Born in Paris into a well off and influential family, there is really no point going into his life in depth on a silent film blog, as he is an extremely well known romantic era composer. I will stick to the early Hollywood credits and provide links below for further reading. Obviously, as such and important, prolific and varied composer, well known for concerto pieces for various instruments, as well a full operas (never mind a myriad of other types musical forms, such as symphonic works), he is going to have a lot of credits in film soundtracks over the years! So it would be the logical assumption that the earliest films to utilize his work would in the late 1920's with the making of the earliest talkies, but in his case, his first credit actually comes in 1913! He is credited under "soundtrack" in one of the earliest epic films and one of the most influential films of the silent era: The Last Days Of Pompeii--a real "game changer" after it's release. It is widely credited as being the first real epic--88 minutes in time length, a virtual eternity for 1913! For example, at the time director D. W. Griffith was still turning out shorts! The credit Saint-Saëns gets here, is for some of his operatic work as dances. He has a few other credits in the silent era, before getting a music soundtrack credit finally in a talky in 1929. As to other credits, he is featured in the 1915 documentary Those Of Our Land (an English translation of a French title) about famous Frenchmen of the time. He also composed some works directly for films in the silent era, starting 1908 (obviously for a live organist to play). The first credit he gets for actually being included in a real soundtrack came in 1929 full talky The Country Gentlemen, sound provided by Vitaphone. Here's one interesting recent credit...for all the Countdown To Halloween folks!
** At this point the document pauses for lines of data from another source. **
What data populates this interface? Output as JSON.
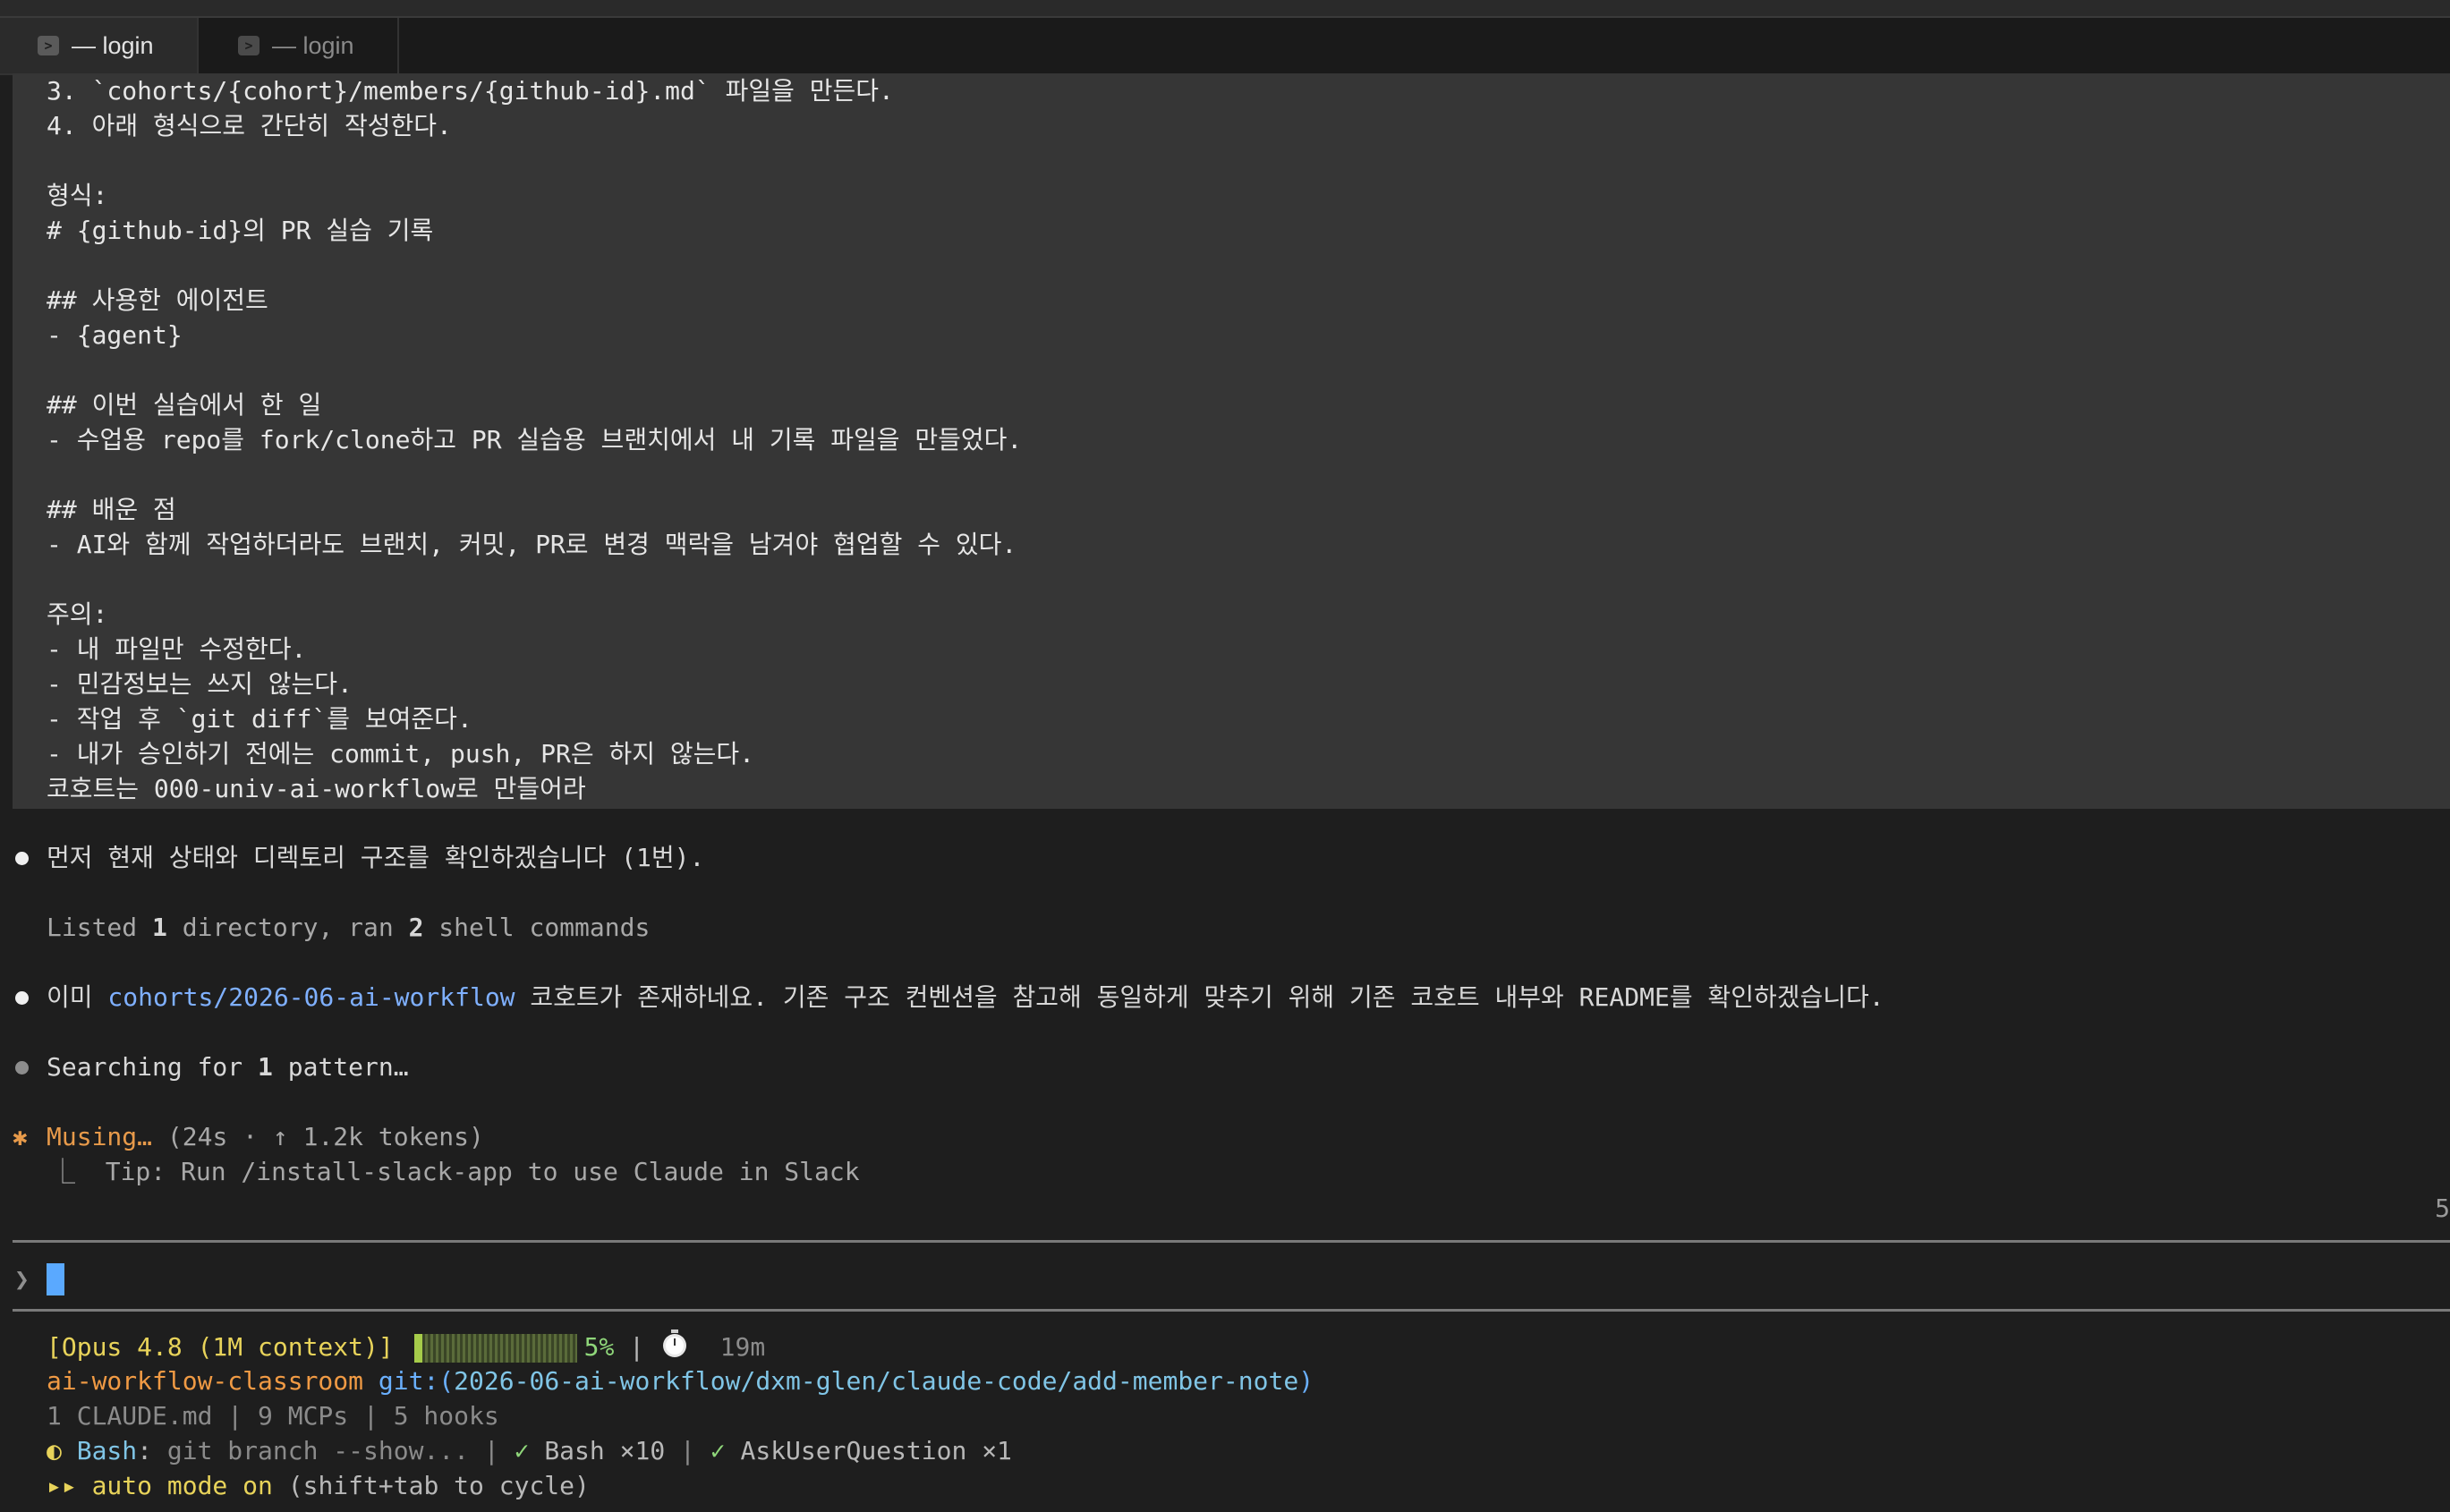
{
  "tabs": [
    {
      "label": "— login",
      "icon": "terminal-icon",
      "active": true
    },
    {
      "label": "— login",
      "icon": "terminal-icon",
      "active": false
    }
  ],
  "prompt_lines": [
    "3. `cohorts/{cohort}/members/{github-id}.md` 파일을 만든다.",
    "4. 아래 형식으로 간단히 작성한다.",
    "",
    "형식:",
    "# {github-id}의 PR 실습 기록",
    "",
    "## 사용한 에이전트",
    "- {agent}",
    "",
    "## 이번 실습에서 한 일",
    "- 수업용 repo를 fork/clone하고 PR 실습용 브랜치에서 내 기록 파일을 만들었다.",
    "",
    "## 배운 점",
    "- AI와 함께 작업하더라도 브랜치, 커밋, PR로 변경 맥락을 남겨야 협업할 수 있다.",
    "",
    "주의:",
    "- 내 파일만 수정한다.",
    "- 민감정보는 쓰지 않는다.",
    "- 작업 후 `git diff`를 보여준다.",
    "- 내가 승인하기 전에는 commit, push, PR은 하지 않는다.",
    "코호트는 000-univ-ai-workflow로 만들어라"
  ],
  "transcript": {
    "msg1": "먼저 현재 상태와 디렉토리 구조를 확인하겠습니다 (1번).",
    "tool1": {
      "pre": "Listed ",
      "n1": "1",
      "mid": " directory, ran ",
      "n2": "2",
      "post": " shell commands"
    },
    "msg2": {
      "pre": "이미 ",
      "path": "cohorts/2026-06-ai-workflow",
      "post": " 코호트가 존재하네요. 기존 구조 컨벤션을 참고해 동일하게 맞추기 위해 기존 코호트 내부와 README를 확인하겠습니다."
    },
    "tool2": {
      "pre": "Searching for ",
      "n": "1",
      "post": " pattern…"
    },
    "spinner": {
      "star": "✱",
      "word": "Musing…",
      "meta": "(24s · ↑ 1.2k tokens)"
    },
    "tip": "⎿  Tip: Run /install-slack-app to use Claude in Slack",
    "right_num": "5"
  },
  "input": {
    "caret": "❯",
    "value": ""
  },
  "status": {
    "model": "[Opus 4.8 (1M context)]",
    "context_percent": 5,
    "context_percent_label": "5%",
    "separator": "|",
    "elapsed": "19m",
    "repo": "ai-workflow-classroom",
    "git_prefix": "git:(",
    "branch": "2026-06-ai-workflow/dxm-glen/claude-code/add-member-note",
    "git_suffix": ")",
    "config": "1 CLAUDE.md | 9 MCPs | 5 hooks",
    "activity": {
      "spinner_glyph": "◐",
      "tool": "Bash",
      "colon": ":",
      "detail": " git branch --show...",
      "sep1": " | ",
      "check1": "✓",
      "item1": " Bash ×10",
      "sep2": " | ",
      "check2": "✓",
      "item2": " AskUserQuestion ×1"
    },
    "mode": {
      "arrows": "▸▸",
      "label": " auto mode on",
      "hint": " (shift+tab to cycle)"
    }
  },
  "colors": {
    "background": "#1e1e1e",
    "prompt_block": "#363636",
    "accent_orange": "#e79a4a",
    "link_blue": "#7fb0ff",
    "status_yellow": "#e8d35a",
    "cursor": "#5aa9ff"
  }
}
|Sketch of him as boy at his favorite instrument The organ.|
It is also notable that he was one of the only major composers of his time to be very interested in recorded music; and in 1904 he made an operatic record (yes the kind that went on a turn table) with the The Gramophone Company (which was founded in 1897). He literally worked right up until the time of his death in 1921, having given a recital in Paris a month before his passing. A little less than one month later he traveled to Algiers, as Algeria the country was still then a French colony called "Alger," with intention over-winter there. Not there long, he died at the age of 86 of a heart attack. His remains were transported back to Paris where he was given a state funeral and then interred in Paris' very famous Montparnasse Cemetery.